John Juniper

Personal information
- Full name: John William Juniper
- Born: 6 February 1862 Southwick, Sussex, England
- Died: 20 June 1885 (aged 23) Southwick, Sussex, England
- Batting: Unknown
- Bowling: Left-arm fast

Domestic team information
- 1880–1885: Sussex
- First-class debut: 14 June 1880 Sussex v Hampshire
- Last First-class: 8 June 1885 Sussex v Cambridge University

Career statistics
| Competition | First-class |
| Matches | 57 |
| Runs scored | 490 |
| Batting average | 6.71 |
| 100s/50s | –/– |
| Top score | 31 |
| Balls bowled | 9,906 |
| Wickets | 184 |
| Bowling average | 19.69 |
| 5 wickets in innings | 6 |
| 10 wickets in match | – |
| Best bowling | 7/24 |
| Catches/stumpings | 20/– |
- Source: CricketArchive, February 2012

= John Juniper =

English cricketer

John William Juniper (6 February 1862 – 20 June 1885) was an English cricketer who played for Sussex from 1880 to 1885.

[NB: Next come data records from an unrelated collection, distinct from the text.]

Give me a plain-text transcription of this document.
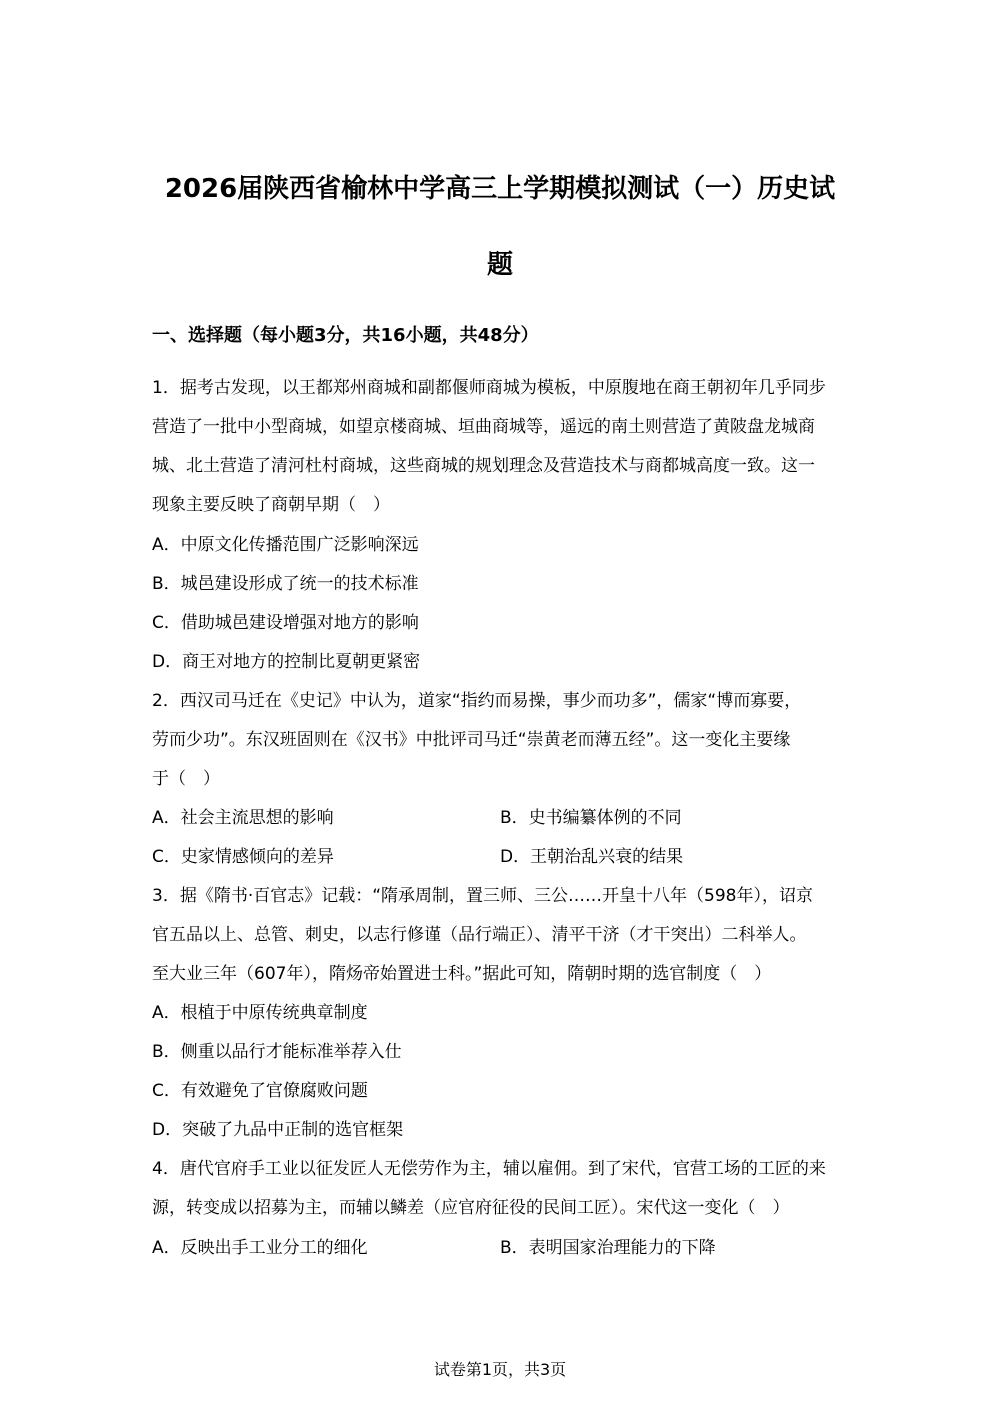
2026届陕西省榆林中学高三上学期模拟测试（一）历史试
题
一、选择题（每小题3分，共16小题，共48分）
1．据考古发现，以王都郑州商城和副都偃师商城为模板，中原腹地在商王朝初年几乎同步
营造了一批中小型商城，如望京楼商城、垣曲商城等，遥远的南土则营造了黄陂盘龙城商
城、北土营造了清河杜村商城，这些商城的规划理念及营造技术与商都城高度一致。这一
现象主要反映了商朝早期（　）
A．中原文化传播范围广泛影响深远
B．城邑建设形成了统一的技术标准
C．借助城邑建设增强对地方的影响
D．商王对地方的控制比夏朝更紧密
2．西汉司马迁在《史记》中认为，道家“指约而易操，事少而功多”，儒家“博而寡要，
劳而少功”。东汉班固则在《汉书》中批评司马迁“崇黄老而薄五经”。这一变化主要缘
于（　）
A．社会主流思想的影响	B．史书编纂体例的不同
C．史家情感倾向的差异	D．王朝治乱兴衰的结果
3．据《隋书·百官志》记载：“隋承周制，置三师、三公……开皇十八年（598年），诏京
官五品以上、总管、刺史，以志行修谨（品行端正）、清平干济（才干突出）二科举人。
至大业三年（607年），隋炀帝始置进士科。”据此可知，隋朝时期的选官制度（　）
A．根植于中原传统典章制度
B．侧重以品行才能标准举荐入仕
C．有效避免了官僚腐败问题
D．突破了九品中正制的选官框架
4．唐代官府手工业以征发匠人无偿劳作为主，辅以雇佣。到了宋代，官营工场的工匠的来
源，转变成以招募为主，而辅以鳞差（应官府征役的民间工匠）。宋代这一变化（　）
A．反映出手工业分工的细化	B．表明国家治理能力的下降
试卷第1页，共3页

Juniper was born at Southwick, West Sussex and was a labourer. He made his debut for Sussex at the age of 18 in June 1880 against Hampshire. He played for Sussex regularly for six seasons. In 1885 he caught a chill in the match against Cambridge University in 1885, which developed into typhoid fever, which resulted in his death, at Southwick, at the age of 23.

Juniper was a left-arm fast bowler and took 184 first-class wickets at an average of 19.69 and a best performance of 7 for 24. He played 97 innings in 57 first-class matches at an average of 6.71 and a top score of 31.